Seminar: BürgerInnenhaushalte‑ neue Formen der demokratischen Mitbestimmung in der Kommune
Mittwoch, 13. Oktober 2010, 17:00–20:00 Uhr
Umweltzentrum Dresden, Schützengasse 16–18, 01067 Dresden
Um Anmeldung wird bis zum 8.10. gebeten. Der Eintritt ist frei.
Demokratie lebt vom Mitmachen, gerade auf kommunaler und lokaler Ebene. Viele BürgerInnen fühlen sich jedoch machtlos und aus den zentralen Entscheidungsprozessen ausgeschlossen. Ein Mittel gerade an der
zentralen Stelle „Finanzen“ mehr Beteiligung der BürgerInnen zu erreichen, sind die partizipativen Haushalte oder „BürgerInnenhaushalte“. So lässt beispielsweise eine Stadt ihre BürgerInnen darüber entscheiden, wie Teile der frei verwendbaren Haushaltsmittel eingesetzt werden sollen. Mehr Beteiligung an der Prioritätensetzung bei der Vergabe von Steuergeldern und an der Gestaltung des direkten Lebensumfeldes stärkt die Identifikation der Bevölkerung mit ihrer Region und die Entwicklung einer stabilen, mündigen Zivilgesellschaft.
Die Teilnehmenden können sich im Seminar allgemein über Konzepte partizipativer Haushalte und die konkrete praktische Umsetzung an verschiedenen Beispielen informieren.
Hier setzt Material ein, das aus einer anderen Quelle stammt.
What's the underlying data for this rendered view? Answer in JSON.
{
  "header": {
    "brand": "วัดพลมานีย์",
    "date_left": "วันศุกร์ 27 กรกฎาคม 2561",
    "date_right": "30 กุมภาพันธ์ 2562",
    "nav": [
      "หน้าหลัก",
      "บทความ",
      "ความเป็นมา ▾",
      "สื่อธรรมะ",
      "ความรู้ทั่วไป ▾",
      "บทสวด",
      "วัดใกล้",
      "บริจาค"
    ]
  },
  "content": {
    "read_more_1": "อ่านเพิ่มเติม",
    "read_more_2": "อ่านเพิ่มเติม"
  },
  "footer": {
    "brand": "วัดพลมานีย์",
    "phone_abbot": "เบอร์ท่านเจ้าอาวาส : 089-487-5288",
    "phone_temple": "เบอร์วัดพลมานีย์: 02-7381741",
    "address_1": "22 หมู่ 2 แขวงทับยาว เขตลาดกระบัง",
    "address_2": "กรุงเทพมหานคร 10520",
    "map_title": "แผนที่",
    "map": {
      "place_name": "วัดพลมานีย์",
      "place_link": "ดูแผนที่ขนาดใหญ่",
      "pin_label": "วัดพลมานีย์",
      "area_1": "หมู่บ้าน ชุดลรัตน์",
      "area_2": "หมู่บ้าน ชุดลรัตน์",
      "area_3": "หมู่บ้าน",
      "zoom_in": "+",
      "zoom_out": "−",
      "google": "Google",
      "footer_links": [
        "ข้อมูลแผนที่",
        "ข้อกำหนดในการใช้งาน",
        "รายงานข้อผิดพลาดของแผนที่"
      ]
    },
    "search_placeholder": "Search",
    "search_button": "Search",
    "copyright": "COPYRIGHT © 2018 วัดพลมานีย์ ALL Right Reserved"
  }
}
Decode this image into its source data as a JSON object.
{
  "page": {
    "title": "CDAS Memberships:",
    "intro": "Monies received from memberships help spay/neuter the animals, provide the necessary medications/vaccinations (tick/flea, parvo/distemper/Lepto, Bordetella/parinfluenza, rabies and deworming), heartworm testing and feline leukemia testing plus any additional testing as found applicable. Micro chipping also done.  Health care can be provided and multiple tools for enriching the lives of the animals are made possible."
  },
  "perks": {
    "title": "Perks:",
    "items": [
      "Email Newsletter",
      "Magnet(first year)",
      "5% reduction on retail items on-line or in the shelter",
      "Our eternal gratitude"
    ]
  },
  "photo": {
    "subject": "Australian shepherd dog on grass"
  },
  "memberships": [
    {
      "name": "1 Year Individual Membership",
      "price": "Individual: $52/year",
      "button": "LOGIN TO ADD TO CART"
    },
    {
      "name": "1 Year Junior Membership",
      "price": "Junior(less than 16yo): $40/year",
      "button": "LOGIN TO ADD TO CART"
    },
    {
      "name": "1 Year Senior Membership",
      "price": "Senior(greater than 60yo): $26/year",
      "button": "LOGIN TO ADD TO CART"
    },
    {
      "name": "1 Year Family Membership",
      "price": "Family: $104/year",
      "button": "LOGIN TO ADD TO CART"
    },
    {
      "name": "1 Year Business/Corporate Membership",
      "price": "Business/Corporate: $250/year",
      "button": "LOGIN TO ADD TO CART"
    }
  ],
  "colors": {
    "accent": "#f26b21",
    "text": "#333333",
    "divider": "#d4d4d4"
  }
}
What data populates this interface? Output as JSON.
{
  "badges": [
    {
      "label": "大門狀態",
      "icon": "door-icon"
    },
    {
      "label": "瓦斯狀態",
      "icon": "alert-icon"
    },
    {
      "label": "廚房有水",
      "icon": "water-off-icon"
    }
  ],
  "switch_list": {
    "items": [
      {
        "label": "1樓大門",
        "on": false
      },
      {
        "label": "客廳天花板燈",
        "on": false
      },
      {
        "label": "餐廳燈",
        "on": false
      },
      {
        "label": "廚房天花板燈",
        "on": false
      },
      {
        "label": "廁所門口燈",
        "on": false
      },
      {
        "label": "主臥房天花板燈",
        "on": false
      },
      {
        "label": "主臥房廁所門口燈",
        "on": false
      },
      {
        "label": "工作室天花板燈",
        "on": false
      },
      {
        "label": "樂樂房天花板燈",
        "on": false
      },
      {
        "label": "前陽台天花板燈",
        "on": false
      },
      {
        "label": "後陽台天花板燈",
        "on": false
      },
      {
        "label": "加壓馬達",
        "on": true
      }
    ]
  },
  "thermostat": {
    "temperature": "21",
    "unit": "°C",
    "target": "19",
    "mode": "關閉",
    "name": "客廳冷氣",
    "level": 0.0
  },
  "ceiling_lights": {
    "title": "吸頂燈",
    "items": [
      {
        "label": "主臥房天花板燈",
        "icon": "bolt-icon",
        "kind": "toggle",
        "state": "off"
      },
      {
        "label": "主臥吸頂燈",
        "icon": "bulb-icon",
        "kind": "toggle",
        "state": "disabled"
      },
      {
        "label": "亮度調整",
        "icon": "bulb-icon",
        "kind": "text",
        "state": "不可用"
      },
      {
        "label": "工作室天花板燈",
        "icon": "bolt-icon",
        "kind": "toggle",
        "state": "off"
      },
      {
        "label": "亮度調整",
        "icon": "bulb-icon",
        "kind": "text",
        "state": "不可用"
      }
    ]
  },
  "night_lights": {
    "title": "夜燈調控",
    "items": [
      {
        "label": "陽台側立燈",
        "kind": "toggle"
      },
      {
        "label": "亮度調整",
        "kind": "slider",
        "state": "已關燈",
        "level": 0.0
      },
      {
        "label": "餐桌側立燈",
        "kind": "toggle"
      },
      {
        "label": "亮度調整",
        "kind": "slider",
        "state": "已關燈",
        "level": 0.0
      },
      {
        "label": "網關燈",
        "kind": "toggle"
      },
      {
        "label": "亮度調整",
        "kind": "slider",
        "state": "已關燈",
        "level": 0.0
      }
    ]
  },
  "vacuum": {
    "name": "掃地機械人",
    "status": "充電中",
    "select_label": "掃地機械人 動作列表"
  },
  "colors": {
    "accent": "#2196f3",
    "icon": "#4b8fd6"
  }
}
Ziel ist es, deutsche und tschechische kommunale EntscheidungsträgerInnen sowie bürgerschaftlich Engagierte und Interessierte zu vernetzen und Impulse für die Einführung bzw. Weiterentwicklung dieser Beteiligungsprojekte zu geben.
Alle Beiträge werden ins Deutsche und Tschechische übersetzt. Wir bieten einen kostenlosen Shuttle-Bus von Usti nach Dresden und zurück.
Details und Anmeldung unter: info@weiterdenken.de/+49–351–4943411
http://www.weiterdenken.de
Unsere Referenten:
– Dr. Marco Schrul, Geschäftsführer der Heinrich Böll Stiftung Thüringen
und Mitglied des Stadtrates in Jena. Er ist interner Kenner und
Wegbereiter des partizipativen Bürgerhaushaltes in Jena und wird die
aktuelle wissenschaftliche Studie „Bürgerhaushalte in Ostdeutschland“
der Heinrich Böll Stiftungen vorstellen.
– Dr. Oliver Märker, Bonn, Redakteur der Plattform
http://www.buergerhaushalte.de, im Auftrag der Bundeszentrale für Politische
Bildung und Servicestelle Kommune in der Einen Welt.
Er berät unter anderem Politik, Verwaltungen und
Nichtregierungsorganisationen bei der Konzeption und Umsetzung
elektronisch unterstützter Beteiligungsangebote.
Die Veranstaltung wird gefördert durch den Kleinprojektfonds Ziel 3 in
der Euroregion Elbe/Labe.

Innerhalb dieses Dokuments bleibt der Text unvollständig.